The Hokkiens love their prawn noodles, known as "Hokkien Mee", as it originates from Fujian Province in Southern China, where the majority of George Town’s Chinese residents descended from.
“Mee” is the Hokkien word for “noodles”, as the dish utilises the classic thick, yellow-hued wheat noodles. In Fujian, the same dish is known as Prawn Noodles or Summer Noodles, as the peak season for prawn-fishing falls during the summer, and many Fujianese folks will also partake of the noodle dish then. The light, soupy noodles, with its trademark red-hued broth obtained from boiling prawn shells and prawn heads, is seen as a suitable dish for the hot summer months.
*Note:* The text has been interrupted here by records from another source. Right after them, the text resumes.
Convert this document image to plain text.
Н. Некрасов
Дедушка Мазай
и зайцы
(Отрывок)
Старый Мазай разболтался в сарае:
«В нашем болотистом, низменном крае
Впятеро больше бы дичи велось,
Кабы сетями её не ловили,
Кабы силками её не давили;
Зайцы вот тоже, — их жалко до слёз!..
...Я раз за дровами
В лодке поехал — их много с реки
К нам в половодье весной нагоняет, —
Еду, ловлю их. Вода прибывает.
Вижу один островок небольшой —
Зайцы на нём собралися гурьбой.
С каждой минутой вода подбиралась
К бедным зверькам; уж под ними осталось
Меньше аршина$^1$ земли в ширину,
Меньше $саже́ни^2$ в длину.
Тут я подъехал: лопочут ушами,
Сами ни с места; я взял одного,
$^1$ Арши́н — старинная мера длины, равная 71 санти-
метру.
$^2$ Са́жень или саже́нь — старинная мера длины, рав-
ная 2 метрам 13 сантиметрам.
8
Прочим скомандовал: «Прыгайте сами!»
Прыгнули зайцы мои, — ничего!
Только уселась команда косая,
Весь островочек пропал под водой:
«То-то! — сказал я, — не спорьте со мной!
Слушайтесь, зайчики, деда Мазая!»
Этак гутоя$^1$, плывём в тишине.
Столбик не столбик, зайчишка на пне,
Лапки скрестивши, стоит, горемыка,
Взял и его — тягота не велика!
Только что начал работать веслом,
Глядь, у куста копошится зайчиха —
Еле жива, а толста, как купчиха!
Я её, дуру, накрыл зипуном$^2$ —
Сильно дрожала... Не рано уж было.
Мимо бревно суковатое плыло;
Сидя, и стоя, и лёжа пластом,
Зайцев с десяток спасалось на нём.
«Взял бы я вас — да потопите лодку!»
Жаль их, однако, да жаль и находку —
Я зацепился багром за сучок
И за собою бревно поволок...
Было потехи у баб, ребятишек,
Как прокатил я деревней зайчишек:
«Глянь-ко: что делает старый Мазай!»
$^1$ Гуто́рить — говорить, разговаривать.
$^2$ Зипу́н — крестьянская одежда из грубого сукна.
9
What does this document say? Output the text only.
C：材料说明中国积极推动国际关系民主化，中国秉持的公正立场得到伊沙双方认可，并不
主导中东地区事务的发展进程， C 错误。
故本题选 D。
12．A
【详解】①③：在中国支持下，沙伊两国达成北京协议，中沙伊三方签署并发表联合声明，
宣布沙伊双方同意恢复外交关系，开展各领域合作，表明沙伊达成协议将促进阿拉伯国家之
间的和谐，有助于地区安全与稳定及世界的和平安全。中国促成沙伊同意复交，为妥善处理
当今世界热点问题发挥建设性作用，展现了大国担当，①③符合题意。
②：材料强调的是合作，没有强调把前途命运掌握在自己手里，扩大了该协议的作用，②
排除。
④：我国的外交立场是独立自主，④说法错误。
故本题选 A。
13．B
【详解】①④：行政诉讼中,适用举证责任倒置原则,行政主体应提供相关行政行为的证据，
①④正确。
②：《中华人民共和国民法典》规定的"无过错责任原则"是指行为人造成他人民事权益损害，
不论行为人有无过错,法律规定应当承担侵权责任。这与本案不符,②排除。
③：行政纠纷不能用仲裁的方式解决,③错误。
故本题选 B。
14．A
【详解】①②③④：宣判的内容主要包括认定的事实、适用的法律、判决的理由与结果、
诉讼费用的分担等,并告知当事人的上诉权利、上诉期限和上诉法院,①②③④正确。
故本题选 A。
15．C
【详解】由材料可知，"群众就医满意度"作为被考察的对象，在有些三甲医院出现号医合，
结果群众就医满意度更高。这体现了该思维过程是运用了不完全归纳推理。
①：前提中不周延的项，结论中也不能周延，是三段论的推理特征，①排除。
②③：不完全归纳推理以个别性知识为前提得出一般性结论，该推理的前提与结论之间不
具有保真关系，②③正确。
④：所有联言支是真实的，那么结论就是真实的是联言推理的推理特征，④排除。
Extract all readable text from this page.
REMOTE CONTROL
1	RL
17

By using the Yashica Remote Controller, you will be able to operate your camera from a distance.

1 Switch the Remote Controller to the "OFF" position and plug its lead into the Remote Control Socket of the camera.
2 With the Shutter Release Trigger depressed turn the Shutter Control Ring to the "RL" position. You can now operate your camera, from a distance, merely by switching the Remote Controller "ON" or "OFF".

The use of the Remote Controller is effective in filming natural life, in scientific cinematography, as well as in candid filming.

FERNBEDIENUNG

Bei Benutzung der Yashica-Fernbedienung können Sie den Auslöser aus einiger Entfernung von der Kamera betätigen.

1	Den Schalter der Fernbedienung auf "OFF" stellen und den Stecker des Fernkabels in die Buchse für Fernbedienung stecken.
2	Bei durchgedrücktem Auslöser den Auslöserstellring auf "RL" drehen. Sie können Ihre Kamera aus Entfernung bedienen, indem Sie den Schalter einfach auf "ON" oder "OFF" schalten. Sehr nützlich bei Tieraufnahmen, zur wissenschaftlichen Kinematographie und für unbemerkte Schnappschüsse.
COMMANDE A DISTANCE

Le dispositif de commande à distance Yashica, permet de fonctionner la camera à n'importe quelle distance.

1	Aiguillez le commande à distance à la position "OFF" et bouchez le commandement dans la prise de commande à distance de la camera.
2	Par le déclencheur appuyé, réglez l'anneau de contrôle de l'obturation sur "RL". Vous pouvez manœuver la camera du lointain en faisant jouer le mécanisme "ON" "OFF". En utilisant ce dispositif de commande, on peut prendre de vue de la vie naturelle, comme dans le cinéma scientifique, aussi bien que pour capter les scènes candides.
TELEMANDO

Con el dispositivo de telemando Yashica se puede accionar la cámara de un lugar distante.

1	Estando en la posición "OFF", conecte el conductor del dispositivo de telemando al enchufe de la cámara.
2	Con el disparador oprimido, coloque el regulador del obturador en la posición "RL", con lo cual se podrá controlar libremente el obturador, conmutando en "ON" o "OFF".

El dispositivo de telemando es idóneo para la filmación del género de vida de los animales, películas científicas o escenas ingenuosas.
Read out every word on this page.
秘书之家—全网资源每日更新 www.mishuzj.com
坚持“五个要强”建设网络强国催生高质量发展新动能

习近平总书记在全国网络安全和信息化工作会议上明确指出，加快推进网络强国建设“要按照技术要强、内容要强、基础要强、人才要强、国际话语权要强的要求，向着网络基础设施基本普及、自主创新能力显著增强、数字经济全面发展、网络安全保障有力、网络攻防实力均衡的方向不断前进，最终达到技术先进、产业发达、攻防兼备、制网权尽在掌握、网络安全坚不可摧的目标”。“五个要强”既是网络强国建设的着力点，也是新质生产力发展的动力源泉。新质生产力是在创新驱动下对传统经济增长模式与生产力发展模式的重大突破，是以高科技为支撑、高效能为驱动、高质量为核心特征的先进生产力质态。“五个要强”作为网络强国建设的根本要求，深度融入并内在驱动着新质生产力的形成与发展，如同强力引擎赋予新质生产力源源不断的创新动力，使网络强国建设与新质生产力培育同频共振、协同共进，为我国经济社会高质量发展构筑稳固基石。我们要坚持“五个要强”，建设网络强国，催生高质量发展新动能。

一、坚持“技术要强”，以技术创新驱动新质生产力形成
In Penang, the local version of the dish is much more intense in flavour, and spicy to boot, as ground red chillies are added to the broth to give it the signature reddish hue. For Penangites, nothing beats a good bowl of Hokkien Mee, and 888 Hokkien Mee (Lebuh Presgrave) serves a perfect rendition of the dish: a combination of Hokkien yellow noodles and thin rice vermicelli (called ”bee hoon” in Hokkien), immersed in a savoury-spicy prawn-pork broth. Garnishes include prawns, slivers of pork, hard-boiled egg, and fall-off-the-bone tender pork ribs. Crisp, golden-brown shallots round up the bowl of sheer deliciousness.
Her business name, “888 Hokkien Mee”, was suggested by a close Cantonese woman hawker friend who loved the auspiciousness of the sound, as “8” in Cantonese is a homophone of “Prosperity”.
888 Hokkien Mee (Lebuh Presgrave) was founded back in 1991 by 71-year-old Goh Poh Kim, a tiny, wiry woman with bright, intelligent eyes. Looking at her, one can feel the coiled-up energy contained within her compact, sinewy frame. Her restaurant opens at 3 p.m. sharp daily, except on Thursdays, when it is closed.
Customers start trickling in at around 2:45 p.m., and, before long, the slow trickle would have turned into a steady stream, with tables filling up quickly. By early evening, one will most likely have to join a long queue out on the sidewalk, awaiting one’s turn to order at the mobile pushcart located in front of the dining establishment.
Goh did not start off as a cook. From the time she was 19 till 38, she worked as a seamstress. She was match-made to marry young. Goh’s mother-in-law was a Hokkien Mee hawker veteran who ran a successful business since the 1970s, but she guarded her recipe closely and refused anyone, except her own daughter, to help run her business.
When the old lady passed on in 1991, Goh approached her sister-in-law to teach her how to cook the dish. As luck would have it, her sister-in-law was more than happy to share their family heirloom recipe. Goh made her big “mid-career” change and has never looked back since.
“It was really hard work at the beginning!”, Goh shared, “Everything was new to me: there were so many steps and so much work involved: peeling the shallots, de-shelling the prawns, boiling the prawns and the pork, sautéing the chilli paste... The large pots of soup broth were so heavy that I could barely lift them. I cried myself to sleep on many nights.”
But Goh persevered. For this brave, stubborn woman, her dogged will to succeed eventually saw her mastering the entire process to perfection. Looking at her today, confidently directing her kitchen crew, it’s hard to imagine her doing anything else.
Goh has a set routine that she adheres to: work starts early at home — around 8 a.m. to 9 a.m., where the chilli paste will be prepared — frying “chilli boh” (grounded red chilis), small purple onions, and garlic. Her son, Anson Ho, helps cook the chilli paste each morning, before he goes to work in his hairdressing salon. Ho's wife, Chloe Chong, is an insurance agent, but will come and help Goh manage their eatery on weekends when business gets really busy.
Meanwhile, over at her shop, a small crew of kitchen helpers are already busy with the various tasks at hand: unpacking the noodles, cleaning the vegetables, and boiling the prawns before de-shelling them. The prawn meat will be sautéed with chilli paste, to be used as garnishing later, whilst the prawn heads and shells will be ground, boiled further, and then sifted to produce the prawn stock.
For the eventual broth, the prawn stock will be boiled with pork bones, pork ribs, and pig’s trotters for about two hours. Salt and rock sugar are added. Goh quipped that the secret to a really good broth is simply: "the more prawns used, the better".
Customers love the rendition here as its pork-prawn broth has been described as having the perfect balance of flavours — light, savoury, and reminiscent of the old Fujian flavours of yore. The line of customers is endless, and the queue usually goes on till around 9:30 p.m. each evening, when everything is finally sold out.
Goh, untiring as always, will be in the midst of the cleaning-up action at the end of the day. “I love my work”, she smiles. Gesturing to her workers, she quips, “I let them do all the heavy lifting nowadays. I’m getting old.” But, looking at her determined expression, one gets the impression that this pocket dynamo of a woman is already looking forward to a new day.